Tess Ward's aim is 'to help people get to grips with produce-led, colourful dishes'. This simple to prepare Summer Green Salad with Crispy Black Pudding is just one example of how to make a delicious dish with just a few quality ingredients.
"Certainly black pudding has a time and a place. I personally find its rich, deep flavour a little wasted on eggs and bacon on my breakfast plate, but in salads is another story. In this case it gets the chance to be the real hero of the dish."
Thank you Tess!
- Pre-heat a non stick frying pan on a high heat. Place slices of black pudding in the pan and cook for 2-3 minutes each side until golden and crispy. Remove from the pan and flake apart onto a plate, discarding the skin. Keep the frying pan and the fat.
- Wash and then chop the baby gem into wedges. If using frozen, run the peas under the tap to defrost, then dry throughly. Add all the salad ingredients to a large bowl or platter and mix through 3/4 crumbled black pudding.

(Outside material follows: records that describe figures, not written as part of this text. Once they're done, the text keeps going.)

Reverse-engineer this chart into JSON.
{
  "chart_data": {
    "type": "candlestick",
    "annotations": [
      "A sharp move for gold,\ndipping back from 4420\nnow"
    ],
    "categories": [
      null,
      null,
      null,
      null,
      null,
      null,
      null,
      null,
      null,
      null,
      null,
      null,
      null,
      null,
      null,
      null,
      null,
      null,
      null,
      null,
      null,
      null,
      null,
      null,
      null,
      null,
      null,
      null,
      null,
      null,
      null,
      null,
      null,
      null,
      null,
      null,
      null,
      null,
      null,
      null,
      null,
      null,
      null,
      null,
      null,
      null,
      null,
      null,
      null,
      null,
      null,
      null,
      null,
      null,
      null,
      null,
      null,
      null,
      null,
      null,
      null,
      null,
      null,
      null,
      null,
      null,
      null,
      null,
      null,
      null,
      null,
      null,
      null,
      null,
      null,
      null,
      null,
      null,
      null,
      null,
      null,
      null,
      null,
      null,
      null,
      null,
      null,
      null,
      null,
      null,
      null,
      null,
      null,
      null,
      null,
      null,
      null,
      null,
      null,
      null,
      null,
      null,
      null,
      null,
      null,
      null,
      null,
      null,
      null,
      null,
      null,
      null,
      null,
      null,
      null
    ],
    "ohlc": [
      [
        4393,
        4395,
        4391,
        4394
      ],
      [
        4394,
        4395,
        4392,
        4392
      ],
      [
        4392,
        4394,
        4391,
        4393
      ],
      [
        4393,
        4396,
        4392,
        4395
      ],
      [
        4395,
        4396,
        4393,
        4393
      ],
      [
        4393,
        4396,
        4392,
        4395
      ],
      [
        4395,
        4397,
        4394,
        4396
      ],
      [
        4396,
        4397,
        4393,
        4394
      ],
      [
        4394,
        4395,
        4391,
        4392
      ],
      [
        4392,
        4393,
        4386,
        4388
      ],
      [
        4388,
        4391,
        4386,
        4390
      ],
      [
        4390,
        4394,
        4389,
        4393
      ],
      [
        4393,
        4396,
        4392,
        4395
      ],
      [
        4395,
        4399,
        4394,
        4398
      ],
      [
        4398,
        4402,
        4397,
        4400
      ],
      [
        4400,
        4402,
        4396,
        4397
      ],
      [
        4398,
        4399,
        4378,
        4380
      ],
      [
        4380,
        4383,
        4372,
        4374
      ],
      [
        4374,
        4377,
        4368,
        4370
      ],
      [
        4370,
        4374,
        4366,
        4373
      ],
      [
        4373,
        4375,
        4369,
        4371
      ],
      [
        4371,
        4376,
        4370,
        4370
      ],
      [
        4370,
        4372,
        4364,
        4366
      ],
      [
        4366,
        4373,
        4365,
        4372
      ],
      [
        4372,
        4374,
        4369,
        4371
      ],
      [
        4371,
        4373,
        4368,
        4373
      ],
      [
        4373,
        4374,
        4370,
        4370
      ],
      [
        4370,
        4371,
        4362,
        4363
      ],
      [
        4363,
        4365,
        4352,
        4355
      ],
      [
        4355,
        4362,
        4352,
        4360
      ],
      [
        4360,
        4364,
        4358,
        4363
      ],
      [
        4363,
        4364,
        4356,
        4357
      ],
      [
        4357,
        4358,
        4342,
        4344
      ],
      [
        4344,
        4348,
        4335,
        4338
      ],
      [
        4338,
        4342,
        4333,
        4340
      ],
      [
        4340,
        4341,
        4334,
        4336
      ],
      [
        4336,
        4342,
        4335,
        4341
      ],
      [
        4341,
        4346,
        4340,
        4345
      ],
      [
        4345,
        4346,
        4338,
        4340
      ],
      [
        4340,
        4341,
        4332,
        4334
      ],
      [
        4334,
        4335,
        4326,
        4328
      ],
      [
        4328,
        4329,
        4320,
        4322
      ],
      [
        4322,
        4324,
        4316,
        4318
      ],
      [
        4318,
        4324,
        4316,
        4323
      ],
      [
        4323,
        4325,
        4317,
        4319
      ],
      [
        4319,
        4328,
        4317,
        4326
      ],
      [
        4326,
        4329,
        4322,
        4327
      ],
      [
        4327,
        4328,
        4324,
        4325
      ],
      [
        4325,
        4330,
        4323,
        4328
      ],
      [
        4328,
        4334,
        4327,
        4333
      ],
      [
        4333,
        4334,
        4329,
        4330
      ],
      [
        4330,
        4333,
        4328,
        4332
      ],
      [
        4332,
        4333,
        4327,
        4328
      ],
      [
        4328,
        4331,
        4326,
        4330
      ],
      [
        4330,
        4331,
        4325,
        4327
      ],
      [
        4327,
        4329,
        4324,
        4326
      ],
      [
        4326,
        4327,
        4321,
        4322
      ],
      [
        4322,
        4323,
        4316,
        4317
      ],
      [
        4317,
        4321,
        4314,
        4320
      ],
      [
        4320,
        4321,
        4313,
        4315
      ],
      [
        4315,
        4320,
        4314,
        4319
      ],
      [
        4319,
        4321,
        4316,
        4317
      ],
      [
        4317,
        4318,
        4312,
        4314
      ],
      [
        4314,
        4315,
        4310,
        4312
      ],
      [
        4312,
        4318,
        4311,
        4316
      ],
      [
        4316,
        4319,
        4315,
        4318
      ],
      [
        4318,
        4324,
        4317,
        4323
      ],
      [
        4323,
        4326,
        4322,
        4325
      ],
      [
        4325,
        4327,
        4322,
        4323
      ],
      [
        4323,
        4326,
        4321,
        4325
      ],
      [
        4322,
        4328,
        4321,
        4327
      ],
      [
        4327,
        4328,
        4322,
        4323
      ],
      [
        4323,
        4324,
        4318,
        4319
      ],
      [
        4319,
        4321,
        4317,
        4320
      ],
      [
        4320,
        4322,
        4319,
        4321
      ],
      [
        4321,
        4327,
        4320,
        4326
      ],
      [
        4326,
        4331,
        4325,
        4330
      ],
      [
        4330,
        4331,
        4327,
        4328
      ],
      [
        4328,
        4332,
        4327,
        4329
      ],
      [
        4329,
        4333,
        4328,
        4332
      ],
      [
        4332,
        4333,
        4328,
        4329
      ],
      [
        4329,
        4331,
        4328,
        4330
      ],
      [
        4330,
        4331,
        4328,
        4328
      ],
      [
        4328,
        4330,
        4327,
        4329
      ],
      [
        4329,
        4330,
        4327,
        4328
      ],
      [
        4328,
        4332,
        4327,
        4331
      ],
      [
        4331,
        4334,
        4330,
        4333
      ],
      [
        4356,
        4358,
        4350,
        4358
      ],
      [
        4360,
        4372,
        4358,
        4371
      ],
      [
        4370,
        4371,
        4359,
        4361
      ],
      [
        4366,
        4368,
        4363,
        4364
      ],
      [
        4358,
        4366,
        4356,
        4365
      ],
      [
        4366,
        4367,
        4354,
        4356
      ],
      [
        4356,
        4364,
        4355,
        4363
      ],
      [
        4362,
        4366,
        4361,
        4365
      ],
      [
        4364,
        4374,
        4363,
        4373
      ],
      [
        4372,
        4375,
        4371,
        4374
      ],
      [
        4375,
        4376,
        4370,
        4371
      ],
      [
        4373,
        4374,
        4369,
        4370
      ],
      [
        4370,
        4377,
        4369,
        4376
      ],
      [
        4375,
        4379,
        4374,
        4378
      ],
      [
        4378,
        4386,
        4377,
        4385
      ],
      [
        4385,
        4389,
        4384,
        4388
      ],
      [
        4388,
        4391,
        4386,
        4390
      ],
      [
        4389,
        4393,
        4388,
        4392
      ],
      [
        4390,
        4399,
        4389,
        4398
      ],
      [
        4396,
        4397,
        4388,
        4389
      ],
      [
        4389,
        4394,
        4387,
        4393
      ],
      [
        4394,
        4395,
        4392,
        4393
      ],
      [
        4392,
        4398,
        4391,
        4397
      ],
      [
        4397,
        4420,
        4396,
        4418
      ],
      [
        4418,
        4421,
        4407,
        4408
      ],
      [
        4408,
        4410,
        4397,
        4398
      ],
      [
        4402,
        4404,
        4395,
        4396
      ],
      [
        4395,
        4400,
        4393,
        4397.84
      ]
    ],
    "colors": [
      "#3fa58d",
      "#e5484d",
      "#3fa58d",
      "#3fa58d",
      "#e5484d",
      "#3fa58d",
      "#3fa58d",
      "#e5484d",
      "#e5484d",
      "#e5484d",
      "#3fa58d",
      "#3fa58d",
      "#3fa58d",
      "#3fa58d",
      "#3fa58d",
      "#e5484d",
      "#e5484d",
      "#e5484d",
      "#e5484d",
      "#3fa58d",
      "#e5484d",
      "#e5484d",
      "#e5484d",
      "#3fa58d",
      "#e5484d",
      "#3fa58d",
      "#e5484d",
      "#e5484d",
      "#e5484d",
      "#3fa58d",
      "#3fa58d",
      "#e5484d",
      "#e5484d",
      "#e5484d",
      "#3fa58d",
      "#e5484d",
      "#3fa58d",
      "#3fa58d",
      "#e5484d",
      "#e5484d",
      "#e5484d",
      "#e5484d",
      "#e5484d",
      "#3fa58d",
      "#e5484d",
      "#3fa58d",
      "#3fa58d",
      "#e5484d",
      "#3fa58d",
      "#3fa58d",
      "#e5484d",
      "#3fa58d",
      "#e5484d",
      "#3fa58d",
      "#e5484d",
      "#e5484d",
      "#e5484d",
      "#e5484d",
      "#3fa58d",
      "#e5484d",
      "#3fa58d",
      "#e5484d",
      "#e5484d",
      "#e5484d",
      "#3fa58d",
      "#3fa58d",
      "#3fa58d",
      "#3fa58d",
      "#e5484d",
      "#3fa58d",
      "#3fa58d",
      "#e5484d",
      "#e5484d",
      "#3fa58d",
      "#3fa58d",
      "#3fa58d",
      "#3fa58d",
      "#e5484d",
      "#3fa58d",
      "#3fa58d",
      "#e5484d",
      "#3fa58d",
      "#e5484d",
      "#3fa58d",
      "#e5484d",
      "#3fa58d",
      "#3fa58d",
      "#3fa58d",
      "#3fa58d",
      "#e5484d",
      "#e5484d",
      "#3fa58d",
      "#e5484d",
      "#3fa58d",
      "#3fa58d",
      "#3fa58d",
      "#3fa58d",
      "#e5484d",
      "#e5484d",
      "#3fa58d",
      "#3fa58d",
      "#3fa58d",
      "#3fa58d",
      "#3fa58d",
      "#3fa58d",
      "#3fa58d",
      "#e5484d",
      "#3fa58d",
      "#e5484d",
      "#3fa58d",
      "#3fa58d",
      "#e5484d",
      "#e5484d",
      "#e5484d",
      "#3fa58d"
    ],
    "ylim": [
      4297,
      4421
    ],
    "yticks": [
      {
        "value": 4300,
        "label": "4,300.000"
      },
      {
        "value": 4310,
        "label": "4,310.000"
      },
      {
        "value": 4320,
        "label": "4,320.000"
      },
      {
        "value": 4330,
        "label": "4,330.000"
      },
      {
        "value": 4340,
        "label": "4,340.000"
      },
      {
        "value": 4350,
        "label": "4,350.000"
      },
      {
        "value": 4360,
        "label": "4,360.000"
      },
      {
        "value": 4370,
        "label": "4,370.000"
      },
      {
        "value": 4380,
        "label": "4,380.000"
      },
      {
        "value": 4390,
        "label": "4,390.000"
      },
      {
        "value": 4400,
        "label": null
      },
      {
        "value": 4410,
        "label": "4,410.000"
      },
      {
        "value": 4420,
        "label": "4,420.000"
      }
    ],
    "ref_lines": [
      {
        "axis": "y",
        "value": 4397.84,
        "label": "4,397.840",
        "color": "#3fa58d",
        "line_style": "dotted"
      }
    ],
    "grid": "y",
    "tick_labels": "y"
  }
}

- Leave the frying pan off the heat for a good 10 minutes to cool. You can then use it to make the dressing, by placing the remaining dressing ingredients in the pan, to mix with the rendered black pudding fat. Season to taste, adjusting to add a little more vinegar, if required, then pour the warm salad dressing juices straight over the salad.
Toss to combine and serve with the remaining black pudding on top. Enjoy warm.